JOHN HOWARD: Well, the question of when John actually retires is a matter for him. He will no doubt talk to me and the party organisation about it. He is a former party president in Queensland. He will be cognisant of the interest of the organisation as well as, of course....


FIONA REYNOLDS: But he says he won’t be back when parliament resumes next year.


JOHN HOWARD: Well, yes, but the exact announcement is a matter for him. That is the point I am making.


FIONA REYNOLDS: Do you have a job in mind at all for Jocelyn Newman, perhaps Governor-General or an overseas posting?


JOHN HOWARD: Well, I don’t encourage speculation about those things, whether they involve Jocelyn Newman or anybody else. You know that if I have announcements to make I make them, and until I have announcements to make I don’t encourage speculation, and I don’t encourage speculation in either of those areas.


FIONA REYNOLDS: She does have a lot of talents, though, doesn’t she? You’d want to use them in some way, wouldn’t you?


JOHN HOWARD: She has a lot of talent. John Herron has a lot of talent. John Moore has a lot of talent. I have no doubt that in different ways they will continue to serve the Australian people—all of them, the three of them.


FIONA REYNOLDS: Could they be in for an overseas posting?


JOHN HOWARD: I am not going to encourage speculation about anything, but I would not want anybody listening to this program to think that I didn’t have enormous regard for the talents of those people. They have contributed mightily to the government, but they all agree that notwithstanding that contribution there is always time in the life of a government when generational change is a good thing.


FIONA REYNOLDS: Prime Minister, one final question. This time last week you announced the decision on the Sydney airport. Since then we have seen virtually every aviation commentator say that Bankstown is not a very good option for the industry, that regional airlines will suffer under the new regime. Can you guarantee those regional airlines that in five years’ time they won’t be forced out of Kingsford-Smith?

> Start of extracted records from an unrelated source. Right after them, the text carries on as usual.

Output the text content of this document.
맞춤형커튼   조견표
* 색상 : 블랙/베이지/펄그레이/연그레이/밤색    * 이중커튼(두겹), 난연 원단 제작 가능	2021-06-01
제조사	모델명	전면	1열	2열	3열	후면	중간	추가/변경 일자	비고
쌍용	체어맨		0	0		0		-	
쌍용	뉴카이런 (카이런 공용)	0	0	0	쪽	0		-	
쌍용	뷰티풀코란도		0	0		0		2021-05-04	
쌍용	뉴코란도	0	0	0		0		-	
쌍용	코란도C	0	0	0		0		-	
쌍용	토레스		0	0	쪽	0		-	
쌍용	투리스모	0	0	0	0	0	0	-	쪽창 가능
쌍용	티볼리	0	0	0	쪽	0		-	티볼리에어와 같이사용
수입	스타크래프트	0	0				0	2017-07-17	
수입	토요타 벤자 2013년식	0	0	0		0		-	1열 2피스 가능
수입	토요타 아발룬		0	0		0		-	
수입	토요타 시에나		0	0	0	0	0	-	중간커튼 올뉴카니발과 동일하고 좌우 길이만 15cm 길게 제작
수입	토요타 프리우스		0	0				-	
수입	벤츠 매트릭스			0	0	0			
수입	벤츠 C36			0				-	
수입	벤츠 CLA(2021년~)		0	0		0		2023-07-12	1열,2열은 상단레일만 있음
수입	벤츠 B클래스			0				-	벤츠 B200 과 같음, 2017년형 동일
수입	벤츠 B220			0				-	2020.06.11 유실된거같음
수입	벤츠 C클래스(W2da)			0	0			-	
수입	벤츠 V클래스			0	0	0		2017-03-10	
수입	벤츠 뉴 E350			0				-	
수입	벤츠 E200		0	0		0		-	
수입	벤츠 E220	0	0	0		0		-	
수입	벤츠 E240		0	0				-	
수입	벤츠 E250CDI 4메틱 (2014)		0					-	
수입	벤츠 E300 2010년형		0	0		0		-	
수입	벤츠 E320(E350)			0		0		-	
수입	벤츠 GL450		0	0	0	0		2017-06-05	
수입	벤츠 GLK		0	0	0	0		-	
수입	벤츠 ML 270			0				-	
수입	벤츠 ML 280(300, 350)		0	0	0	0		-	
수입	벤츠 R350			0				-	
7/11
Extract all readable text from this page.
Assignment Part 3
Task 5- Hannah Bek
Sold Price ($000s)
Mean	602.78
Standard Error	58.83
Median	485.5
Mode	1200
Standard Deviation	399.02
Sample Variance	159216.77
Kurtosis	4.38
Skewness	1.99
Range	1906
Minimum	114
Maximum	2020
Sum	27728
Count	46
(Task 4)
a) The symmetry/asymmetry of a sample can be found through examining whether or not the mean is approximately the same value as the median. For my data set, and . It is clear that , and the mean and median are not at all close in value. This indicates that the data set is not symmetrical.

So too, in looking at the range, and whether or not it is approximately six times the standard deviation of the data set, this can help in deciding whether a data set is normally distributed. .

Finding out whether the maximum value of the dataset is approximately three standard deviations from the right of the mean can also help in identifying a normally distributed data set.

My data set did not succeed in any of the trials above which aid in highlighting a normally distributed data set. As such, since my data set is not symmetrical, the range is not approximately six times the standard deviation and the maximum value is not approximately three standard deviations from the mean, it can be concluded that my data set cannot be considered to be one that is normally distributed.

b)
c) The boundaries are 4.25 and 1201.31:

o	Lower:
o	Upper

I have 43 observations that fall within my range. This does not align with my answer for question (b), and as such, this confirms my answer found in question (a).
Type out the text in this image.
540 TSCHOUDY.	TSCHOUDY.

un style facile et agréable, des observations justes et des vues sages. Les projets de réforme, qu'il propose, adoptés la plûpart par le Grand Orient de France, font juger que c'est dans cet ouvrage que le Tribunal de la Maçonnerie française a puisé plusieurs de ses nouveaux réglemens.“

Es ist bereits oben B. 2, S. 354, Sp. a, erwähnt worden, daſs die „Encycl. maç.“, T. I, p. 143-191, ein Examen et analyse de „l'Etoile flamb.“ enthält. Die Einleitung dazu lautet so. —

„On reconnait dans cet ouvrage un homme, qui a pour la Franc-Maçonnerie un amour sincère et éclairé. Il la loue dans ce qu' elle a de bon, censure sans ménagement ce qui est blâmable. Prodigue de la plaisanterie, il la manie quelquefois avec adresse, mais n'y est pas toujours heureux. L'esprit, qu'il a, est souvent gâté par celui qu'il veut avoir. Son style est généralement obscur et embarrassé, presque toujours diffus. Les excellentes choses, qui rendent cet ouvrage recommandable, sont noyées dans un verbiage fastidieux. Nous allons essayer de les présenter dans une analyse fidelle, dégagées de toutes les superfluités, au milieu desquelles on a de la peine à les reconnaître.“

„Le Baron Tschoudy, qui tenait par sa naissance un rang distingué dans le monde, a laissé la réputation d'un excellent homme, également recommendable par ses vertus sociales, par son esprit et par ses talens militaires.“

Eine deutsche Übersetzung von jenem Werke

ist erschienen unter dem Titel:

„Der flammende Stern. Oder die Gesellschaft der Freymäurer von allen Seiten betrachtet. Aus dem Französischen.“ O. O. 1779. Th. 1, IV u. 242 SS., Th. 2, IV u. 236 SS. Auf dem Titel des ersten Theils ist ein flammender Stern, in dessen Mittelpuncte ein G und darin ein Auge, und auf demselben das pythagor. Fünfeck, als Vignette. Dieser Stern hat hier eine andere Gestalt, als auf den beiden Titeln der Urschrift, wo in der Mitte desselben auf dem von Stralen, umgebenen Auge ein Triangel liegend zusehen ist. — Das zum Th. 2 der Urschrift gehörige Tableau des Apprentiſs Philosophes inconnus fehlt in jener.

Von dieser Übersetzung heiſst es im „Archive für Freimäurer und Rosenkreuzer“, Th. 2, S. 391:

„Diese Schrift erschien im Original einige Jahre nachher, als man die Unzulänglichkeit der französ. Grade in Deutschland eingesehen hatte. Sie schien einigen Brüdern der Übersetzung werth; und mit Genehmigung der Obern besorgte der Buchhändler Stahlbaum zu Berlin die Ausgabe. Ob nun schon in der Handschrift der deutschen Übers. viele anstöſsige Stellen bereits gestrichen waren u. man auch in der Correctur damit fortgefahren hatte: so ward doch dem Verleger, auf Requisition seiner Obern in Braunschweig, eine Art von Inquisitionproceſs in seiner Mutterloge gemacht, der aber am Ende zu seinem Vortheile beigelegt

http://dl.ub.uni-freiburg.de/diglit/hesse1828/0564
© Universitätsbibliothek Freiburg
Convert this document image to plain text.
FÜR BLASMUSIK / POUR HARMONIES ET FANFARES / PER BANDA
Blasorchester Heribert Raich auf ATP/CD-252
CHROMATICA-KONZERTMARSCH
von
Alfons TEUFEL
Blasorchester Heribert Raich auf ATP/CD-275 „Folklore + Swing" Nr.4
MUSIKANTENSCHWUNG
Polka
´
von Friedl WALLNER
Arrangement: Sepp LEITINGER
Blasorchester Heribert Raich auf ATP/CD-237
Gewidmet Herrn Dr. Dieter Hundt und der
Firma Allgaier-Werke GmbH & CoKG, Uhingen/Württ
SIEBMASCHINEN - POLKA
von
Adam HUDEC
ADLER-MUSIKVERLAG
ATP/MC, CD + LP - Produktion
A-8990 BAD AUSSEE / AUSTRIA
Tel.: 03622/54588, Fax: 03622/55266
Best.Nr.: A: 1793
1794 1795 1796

JOHN HOWARD: Well, I can guarantee them what was outlined in the statement made by Mr Anderson—that is their current access will be maintained. There will obviously be, over time, growth in relation to Bankstown.


I think that the decision is the right decision. I think people have misunderstood a number of things, including the unpopularity of Badgerys Creek as an alternative airport. It might be popular with the aviation writers, but I can tell you it is not popular with passengers, it is not popular with the aviation industry, and I think it makes far more sense to develop an overflow capacity for Kingsford-Smith and Bankstown, over time, and all of these things will happen quite gradually because you haven’t reached capacity at Kingsford-Smith. Kingsford-Smith is now running more efficiently than it was five years ago, much more efficiently, and that is one of the reasons why the government reached the conclusion that it did. And people should also bear in mind that when Bankstown goes into private ownership there is the opportunity for the enhancement of transport links between Bankstown and other parts of Sydney, not only by road by also by rail. And people should see the decision, in relation to Bankstown, in the context of that broader approach to transport infrastructure.


FIONA REYNOLDS: Prime Minister, thank you for joining us this morning, and have a good Christmas.


JOHN HOWARD: A merry Christmas to you and to all of your listeners.


ELEANOR HALL: Prime Minister John Howard, talking to Fiona Reynolds.